For the 1.7 million patients diagnosed with cancer each year, treatment often means surgery, as well as weeks of difficult chemotherapy. But for about 8 percent of patients who take a commonly prescribed chemotherapy drug, treatment can also bring a dangerous side effect: cardiotoxicity.
Cardiotoxicity is damage to the heart muscle, sometimes so severe it can lead to heart failure. Unfortunately, physicians can’t currently predict who will experience this side effect.
Now, a groundbreaking new Northwestern Medicine study has shown that using certain kinds of stem cells can identify patients who are likely to experience the dangerous side effect.
The drug, doxorubicin, also called Adriamycin, is known to effectively treat a wide range of cancers, including breast cancer and pediatric leukemia.
To test whether a patient might experience this toxic side effect, scientists needed to use that patient’s own cells. In a laboratory setting, it can be difficult to work with a patient’s heart cells, so Burridge tried a different approach to test the drug: their stem cells.
Stem cells are found in many different tissues in the body, and have the unique ability to transform into many other types of cells. Burridge, with scientists at Stanford University, first acquired skin cells from patients with breast cancer who had received doxorubicin – some with cardiotoxicity and some without it.

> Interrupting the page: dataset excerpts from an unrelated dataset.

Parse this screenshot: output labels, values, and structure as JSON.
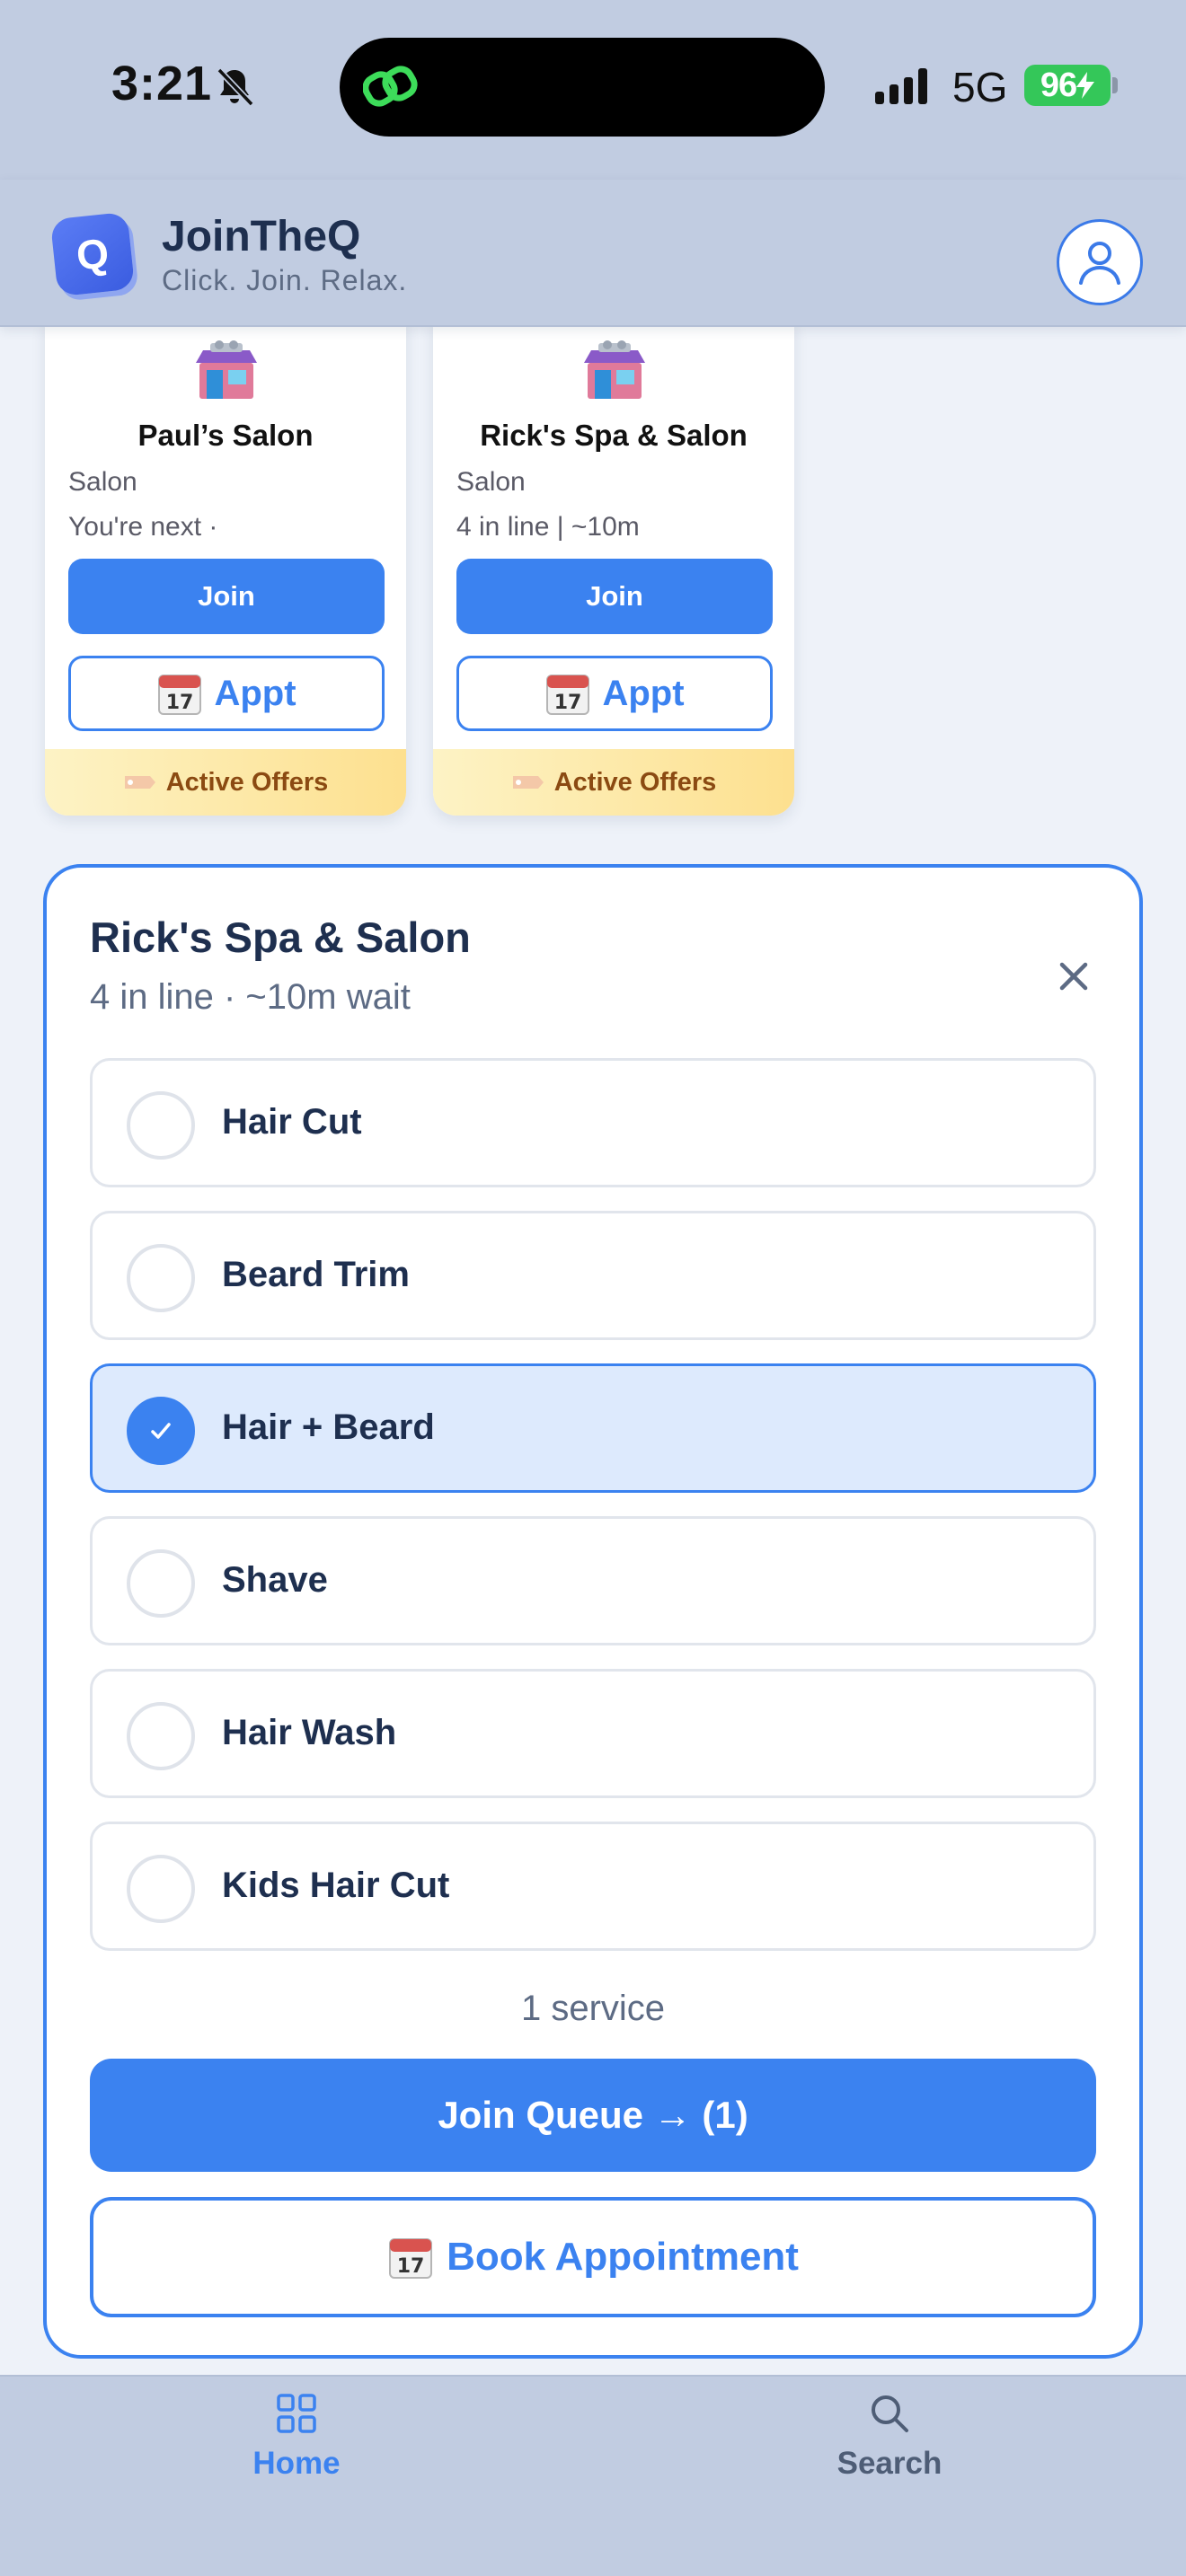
{
  "status_bar": {
    "time": "3:21",
    "network": "5G",
    "battery": "96"
  },
  "header": {
    "title": "JoinTheQ",
    "tagline": "Click. Join. Relax.",
    "logo_letter": "Q"
  },
  "salon_cards": [
    {
      "name": "Paul’s Salon",
      "type": "Salon",
      "status": "You're next ·",
      "join_label": "Join",
      "appt_label": "Appt",
      "offers_label": "Active Offers"
    },
    {
      "name": "Rick's Spa & Salon",
      "type": "Salon",
      "status": "4 in line | ~10m",
      "join_label": "Join",
      "appt_label": "Appt",
      "offers_label": "Active Offers"
    }
  ],
  "service_panel": {
    "title": "Rick's Spa & Salon",
    "subtitle": "4 in line · ~10m wait",
    "services": [
      {
        "label": "Hair Cut",
        "selected": false
      },
      {
        "label": "Beard Trim",
        "selected": false
      },
      {
        "label": "Hair + Beard",
        "selected": true
      },
      {
        "label": "Shave",
        "selected": false
      },
      {
        "label": "Hair Wash",
        "selected": false
      },
      {
        "label": "Kids Hair Cut",
        "selected": false
      }
    ],
    "count_text": "1 service",
    "join_queue_label": "Join Queue → (1)",
    "book_label": "Book Appointment"
  },
  "tab_bar": {
    "home_label": "Home",
    "search_label": "Search",
    "active_tab": "home"
  },
  "colors": {
    "accent": "#3b82f0",
    "header_bg": "#c1cce1",
    "selected_bg": "#ddeafd",
    "offers_text": "#8b4a12",
    "battery": "#34c759"
  },
  "icons": {
    "bell": "bell-slash-icon",
    "profile": "user-icon",
    "store": "storefront-icon",
    "calendar": "calendar-icon",
    "tag": "tag-icon",
    "close": "close-icon",
    "check": "check-icon",
    "home": "grid-icon",
    "search": "search-icon"
  }
}
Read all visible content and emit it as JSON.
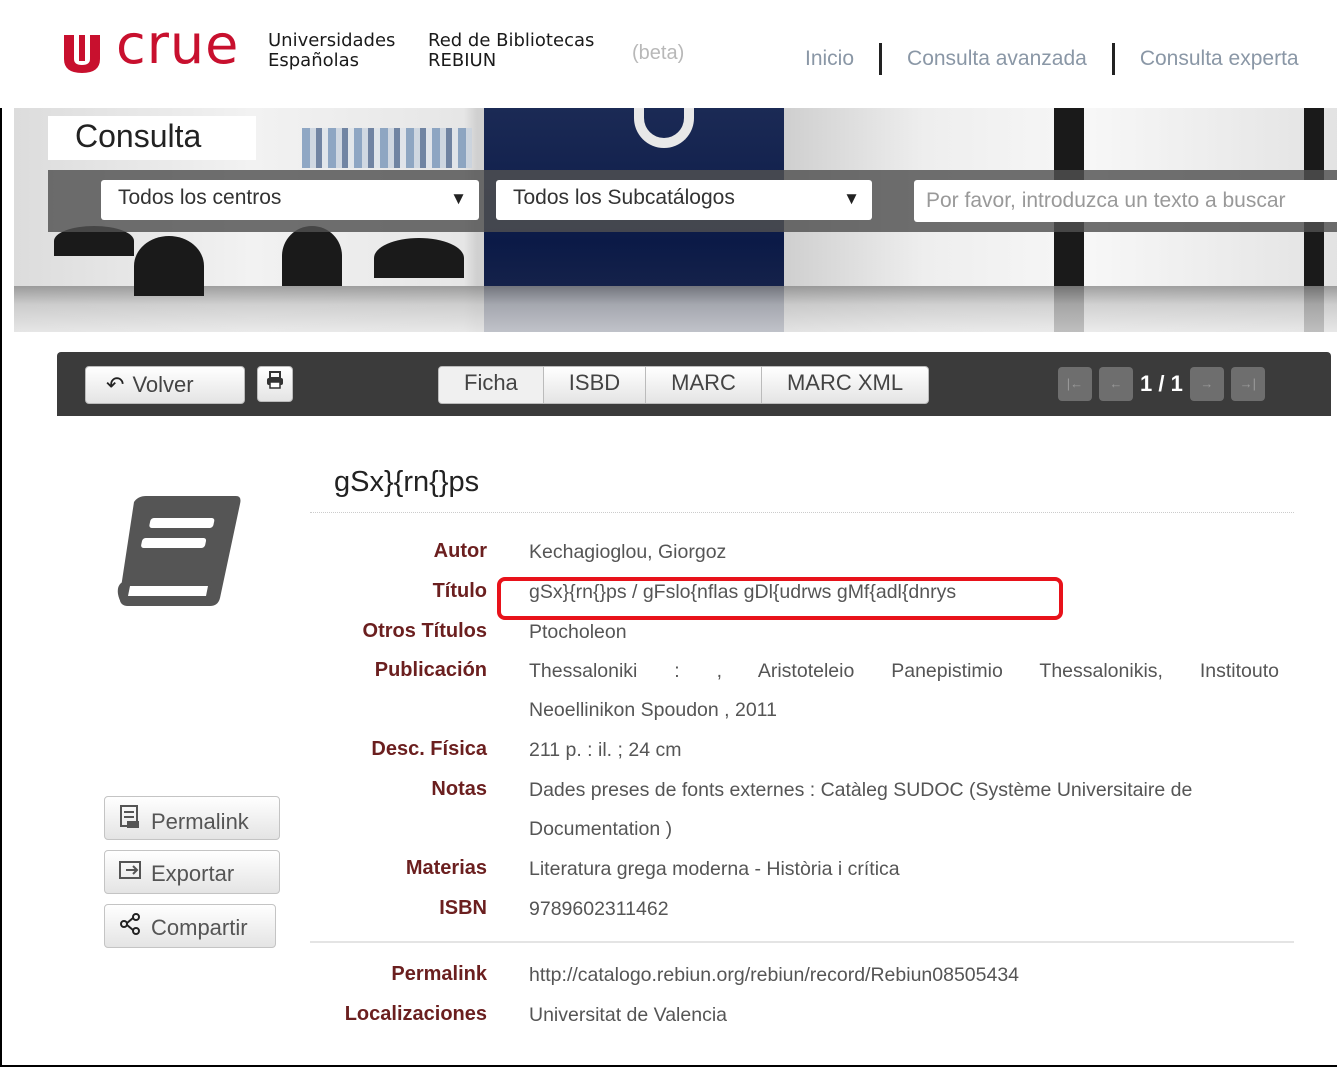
{
  "header": {
    "logo": "crue",
    "org_line1": "Universidades",
    "org_line2": "Españolas",
    "network_line1": "Red de Bibliotecas",
    "network_line2": "REBIUN",
    "beta": "(beta)",
    "nav": [
      "Inicio",
      "Consulta avanzada",
      "Consulta experta"
    ]
  },
  "search": {
    "tab_label": "Consulta",
    "centros_selected": "Todos los centros",
    "subcatalogos_selected": "Todos los Subcatálogos",
    "placeholder": "Por favor, introduzca un texto a buscar"
  },
  "toolbar": {
    "back_label": "Volver",
    "tabs": [
      "Ficha",
      "ISBD",
      "MARC",
      "MARC XML"
    ],
    "page_count": "1 / 1"
  },
  "record": {
    "title": "gSx}{rn{}ps",
    "fields": {
      "autor_label": "Autor",
      "autor": "Kechagioglou, Giorgoz",
      "titulo_label": "Título",
      "titulo": "gSx}{rn{}ps / gFslo{nflas gDl{udrws gMf{adl{dnrys",
      "otros_label": "Otros Títulos",
      "otros": "Ptocholeon",
      "publicacion_label": "Publicación",
      "publicacion_1": "Thessaloniki : , Aristoteleio Panepistimio Thessalonikis, Institouto",
      "publicacion_2": "Neoellinikon Spoudon , 2011",
      "desc_label": "Desc. Física",
      "desc": "211 p. : il. ; 24 cm",
      "notas_label": "Notas",
      "notas_1": "Dades preses de fonts externes : Catàleg SUDOC (Système Universitaire de",
      "notas_2": "Documentation )",
      "materias_label": "Materias",
      "materias": "Literatura grega moderna - Història i crítica",
      "isbn_label": "ISBN",
      "isbn": "9789602311462",
      "permalink_label": "Permalink",
      "permalink": "http://catalogo.rebiun.org/rebiun/record/Rebiun08505434",
      "localizaciones_label": "Localizaciones",
      "localizaciones": "Universitat de Valencia"
    }
  },
  "side_actions": [
    "Permalink",
    "Exportar",
    "Compartir"
  ],
  "colors": {
    "brand_red": "#c8102e",
    "label_color": "#6b1f1f",
    "highlight_border": "#e8121a",
    "toolbar_bg": "#3b3b3b"
  }
}
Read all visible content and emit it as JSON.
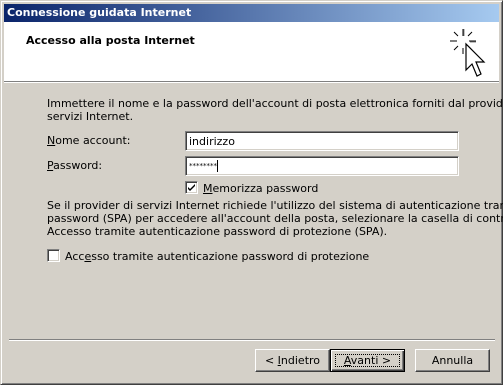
{
  "window": {
    "title": "Connessione guidata Internet"
  },
  "header": {
    "heading": "Accesso alla posta Internet",
    "icon": "wizard-cursor-icon"
  },
  "intro": {
    "line1": "Immettere il nome e la password dell'account di posta elettronica forniti dal provider di",
    "line2": "servizi Internet."
  },
  "fields": {
    "account_name": {
      "label_accel": "N",
      "label_rest": "ome account:",
      "value": "indirizzo"
    },
    "password": {
      "label_accel": "P",
      "label_rest": "assword:",
      "masked_value": "********"
    }
  },
  "remember_password": {
    "label_accel": "M",
    "label_rest": "emorizza password",
    "checked": true
  },
  "spa_info": {
    "line1": "Se il provider di servizi Internet richiede l'utilizzo del sistema di autenticazione tramite",
    "line2": "password (SPA) per accedere all'account della posta, selezionare la casella di controllo",
    "line3": "Accesso tramite autenticazione password di protezione (SPA)."
  },
  "spa_checkbox": {
    "label_pre": "Acc",
    "label_accel": "e",
    "label_rest": "sso tramite autenticazione password di protezione",
    "checked": false
  },
  "buttons": {
    "back": {
      "prefix": "< ",
      "accel": "I",
      "rest": "ndietro"
    },
    "next": {
      "accel": "A",
      "rest": "vanti >"
    },
    "cancel": {
      "label": "Annulla"
    }
  }
}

The scientists then transformed those skin cells into stem cells, which could then turn into heart cells.
“We turned these stem cells into heart muscle cells, and treated them with the drug doxorubicin and measured their responses,” Burridge explained. “Our results showed that heart cells from patients who have cardiotoxicity were significantly more sensitive to doxorubicin-induced toxicity.”
By analyzing how the cells work, Burridge and his team were also able to understand what was behind the cell’s response to the drug. What they found suggests that flaws in a specific part of the cells, called mitochondria, might be the root cause of the toxic side effect that damages the heart.
The study’s findings have significant implications for patient care.
“This project proves for the first time that we might be able to predict the likelihood of a patient experiencing doxorubicin-induced cardiotoxicity by looking at the patient’s DNA,” Burridge said. “This patient could then be given an alternative chemotherapy drug or a lower dose. In contrast, patients who are likely to be resistant to doxorubicin-induced cardiotoxicity might be able to be given a higher dose and have a better chance of success with their chemotherapy.”
Burridge is also a member of the Robert H. Lurie Comprehensive Cancer Center of Northwestern University.
This study, published in Nature Medicine, was supported by National Institutes of Health grants K99/R00 HL121177, R21 HL123655, R01 LM05652, R01 GM102365, R24 GM61374, R01 HL123968, R01 HL126527, R01 HL128170, R01 HL130020, R01 AR063963, R01 AG020961, R21 AG04481501, R01 NS089533; American Heart Association grants 14BGIA20480329, 13POST14480004 and 13EIA14420025; a Dixon Translational Research Grant Young Investigator Award; Muscular Dystrophy Association grant 4320; California Institute of Regenerative Medicine grants IT1-06596, TR3-05501 and RB5-07469; Muscular Dystrophy Association grant 4320; the Baxter Foundation; and a Burroughs Wellcome Fund Innovation in Regulatory Science Award.